The doctor's have their theories as well, right there in the red ink.
"Dean?"
Sam's standing in the door. The folder with Sam's treatment papers falls to the floor in a scatter.
"Sam. Tell me the truth. Now."
Sam talks and talks and when he finally stops, Dean is thankful because he honestly doesn't know how much more he can take. He is seething in his anger now, trembling with it, and it takes every last ounce of willpower he possesses not to take a large, sharp knife from the kitchen and slice it through John Winchester's face. He's not sure why he doesn't do it.
"Don't hurt him, Dean, okay?" Sammy looks so miserable, staring sideways at Dean. They're both sprawled on their backs over Sam's bed now and there's a lead weight on Dean's ribcage that refuses to lift. "He doesn't mean it ... really. He just -"
Dean's head is shaking back and forth. He chokes, "Don't ... Just. You told me he backed off!"
"I know I did, Dean, but just don't. Besides, I'll be leaving soon. I never told you: I got in, a full ride. To Standford."
"Does he know yet?" Sam's silence is an answer in itself.
-
"What's the truth? I need ... I just need you to tell me the truth."
Dean is four and half and silent. He's been Sam's self-appointed caretaker for almost a month now while his Daddy's been too sad, but he doesn't mind.
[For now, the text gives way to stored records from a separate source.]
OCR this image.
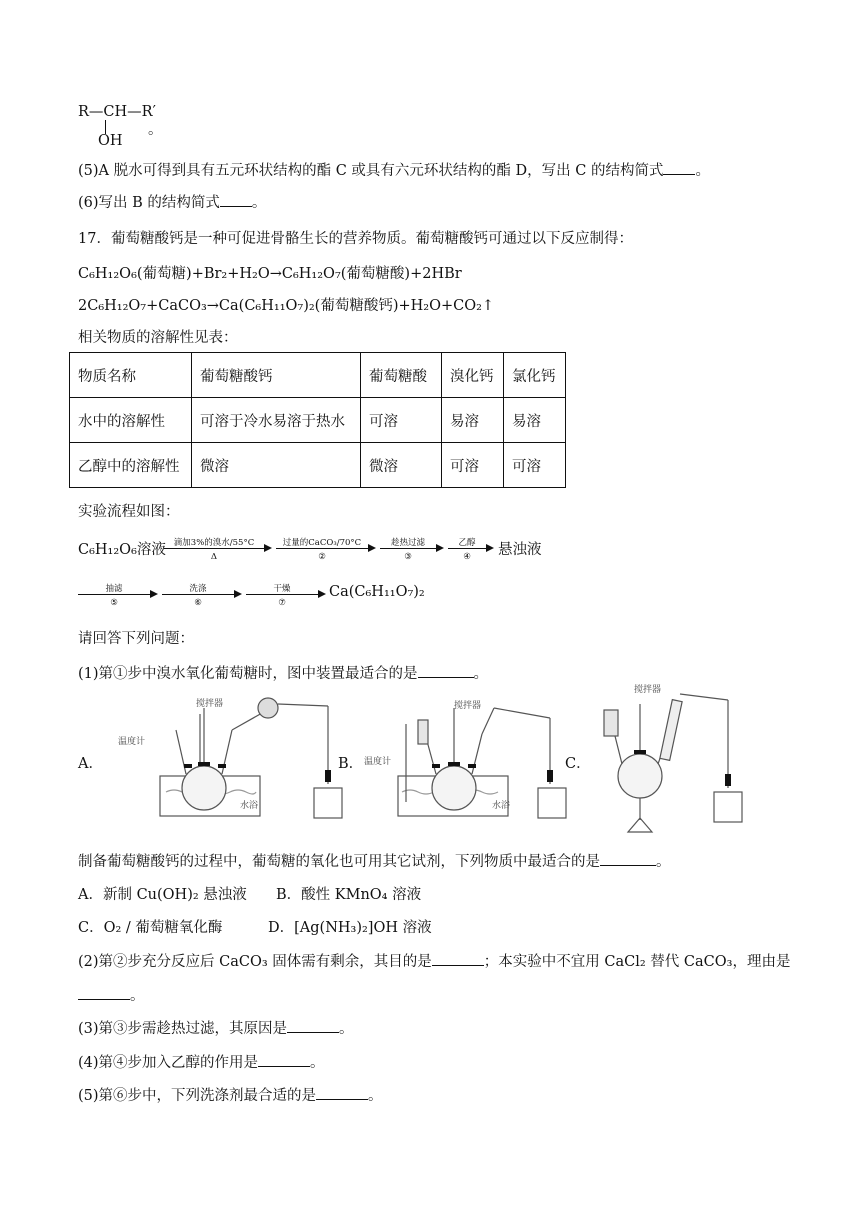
R—CH—R′
OH
。
(5)A 脱水可得到具有五元环状结构的酯 C 或具有六元环状结构的酯 D，写出 C 的结构简式 。
(6)写出 B 的结构简式 。
17．葡萄糖酸钙是一种可促进骨骼生长的营养物质。葡萄糖酸钙可通过以下反应制得：
C₆H₁₂O₆(葡萄糖)+Br₂+H₂O→C₆H₁₂O₇(葡萄糖酸)+2HBr
2C₆H₁₂O₇+CaCO₃→Ca(C₆H₁₁O₇)₂(葡萄糖酸钙)+H₂O+CO₂↑
相关物质的溶解性见表：
物质名称	葡萄糖酸钙	葡萄糖酸	溴化钙	氯化钙
水中的溶解性	可溶于冷水易溶于热水	可溶	易溶	易溶
乙醇中的溶解性	微溶	微溶	可溶	可溶
实验流程如图：
C₆H₁₂O₆溶液 滴加3%的溴水/55°C
Δ
过量的CaCO₃/70°C
②
趁热过滤
③
乙醇
④	悬浊液
抽滤
⑤
洗涤
⑥
干燥
⑦
Ca(C₆H₁₁O₇)₂
请回答下列问题：
(1)第①步中溴水氧化葡萄糖时，图中装置最适合的是	。
A．	B．	C．
搅拌器
温度计
水浴
搅拌器
温度计
水浴
搅拌器
制备葡萄糖酸钙的过程中，葡萄糖的氧化也可用其它试剂，下列物质中最适合的是	。
A．新制 Cu(OH)₂ 悬浊液 B．酸性 KMnO₄ 溶液
C．O₂ / 葡萄糖氧化酶	D．[Ag(NH₃)₂]OH 溶液
(2)第②步充分反应后 CaCO₃ 固体需有剩余，其目的是	；本实验中不宜用 CaCl₂ 替代 CaCO₃，理由是
。
(3)第③步需趁热过滤，其原因是	。
(4)第④步加入乙醇的作用是	。
(5)第⑥步中，下列洗涤剂最合适的是	。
Sammy is his responsibility.
Dean has been silent for almost a month now, too. They think it's because he's scared, or sad, about Mommy. And he is; it's not that. But he could talk if he wanted to. No, Dean is silent because you can hear so much more that way when adults talk about serious stuff, which they seem to do a lot lately.
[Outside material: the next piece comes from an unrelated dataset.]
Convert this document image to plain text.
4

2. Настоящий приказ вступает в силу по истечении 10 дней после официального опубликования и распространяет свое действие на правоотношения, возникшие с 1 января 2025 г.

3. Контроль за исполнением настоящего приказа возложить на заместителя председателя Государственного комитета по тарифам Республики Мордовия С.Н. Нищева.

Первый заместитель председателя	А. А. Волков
The nice old lady Daddy's brought them to takes one of Daddy's hands, her voice like candy and sugar. She tells Daddy about the things in the dark, and Dean wants to say, of course they're real, one of them lives as the tree outside my window during the day, but he doesn't.
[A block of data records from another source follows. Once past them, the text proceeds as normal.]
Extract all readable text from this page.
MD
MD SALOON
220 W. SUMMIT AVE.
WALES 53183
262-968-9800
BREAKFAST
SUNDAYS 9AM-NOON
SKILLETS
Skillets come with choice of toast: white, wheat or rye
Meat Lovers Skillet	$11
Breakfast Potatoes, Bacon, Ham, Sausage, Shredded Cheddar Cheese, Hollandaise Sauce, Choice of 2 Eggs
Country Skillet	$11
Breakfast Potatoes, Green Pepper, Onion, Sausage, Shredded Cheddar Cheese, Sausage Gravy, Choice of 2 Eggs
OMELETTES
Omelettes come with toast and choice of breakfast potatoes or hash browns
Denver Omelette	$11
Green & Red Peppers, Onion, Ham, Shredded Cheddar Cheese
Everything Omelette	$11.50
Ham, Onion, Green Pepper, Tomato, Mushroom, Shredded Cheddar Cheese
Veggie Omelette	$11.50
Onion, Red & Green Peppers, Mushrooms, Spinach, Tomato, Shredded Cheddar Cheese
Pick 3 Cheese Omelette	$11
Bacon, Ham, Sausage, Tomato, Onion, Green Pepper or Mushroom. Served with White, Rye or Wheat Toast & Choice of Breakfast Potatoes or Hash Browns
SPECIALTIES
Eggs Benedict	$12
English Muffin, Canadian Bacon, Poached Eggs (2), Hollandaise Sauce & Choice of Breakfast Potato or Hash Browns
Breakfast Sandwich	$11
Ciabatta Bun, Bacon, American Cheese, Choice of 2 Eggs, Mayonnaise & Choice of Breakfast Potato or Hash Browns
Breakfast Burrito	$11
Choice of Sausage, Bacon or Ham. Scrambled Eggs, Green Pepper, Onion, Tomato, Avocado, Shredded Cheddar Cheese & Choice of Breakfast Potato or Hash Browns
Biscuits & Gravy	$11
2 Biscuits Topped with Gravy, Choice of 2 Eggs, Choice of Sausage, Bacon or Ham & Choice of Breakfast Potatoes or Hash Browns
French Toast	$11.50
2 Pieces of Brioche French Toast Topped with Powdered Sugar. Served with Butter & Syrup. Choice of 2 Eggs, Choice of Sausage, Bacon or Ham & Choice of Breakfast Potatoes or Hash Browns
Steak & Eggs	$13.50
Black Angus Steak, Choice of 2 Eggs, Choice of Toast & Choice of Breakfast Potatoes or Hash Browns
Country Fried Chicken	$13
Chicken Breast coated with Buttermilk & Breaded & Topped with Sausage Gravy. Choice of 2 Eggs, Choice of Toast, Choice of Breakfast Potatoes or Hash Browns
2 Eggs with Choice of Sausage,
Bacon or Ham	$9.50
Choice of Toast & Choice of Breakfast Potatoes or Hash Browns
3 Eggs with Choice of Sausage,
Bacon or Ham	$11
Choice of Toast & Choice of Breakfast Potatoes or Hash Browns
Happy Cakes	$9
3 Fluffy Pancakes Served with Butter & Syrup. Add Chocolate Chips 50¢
"What do I do?" Daddy says. He looks over at Dean and Sam. "I need to protect my family. Please. Just tell me how to protect them."
Daddy and the candy-voice lady talk for a long time. After, the three of them find another house, and for a while at least, the monsters stay away.
-
He wants to say, that's great, Sammy, I'm proud of you. Wants to say, Don't worry anymore. I'll protect you. I'll do what Dad couldn't do. But he doesn't say any of these things, knows that they wouldn't do much good - too little, too late.
Another thing about small towns: most people in them are itching to leave, whether they need to or not. Even fewer are able to. Dean can already feel the familiar sensation of too small walls closing down on him; that signature itch. But one of these days, he and Sam will get out, he thinks, travel across the entire country with nothing to hold them back. Sam would like that.
It looks like the sky is brightening already.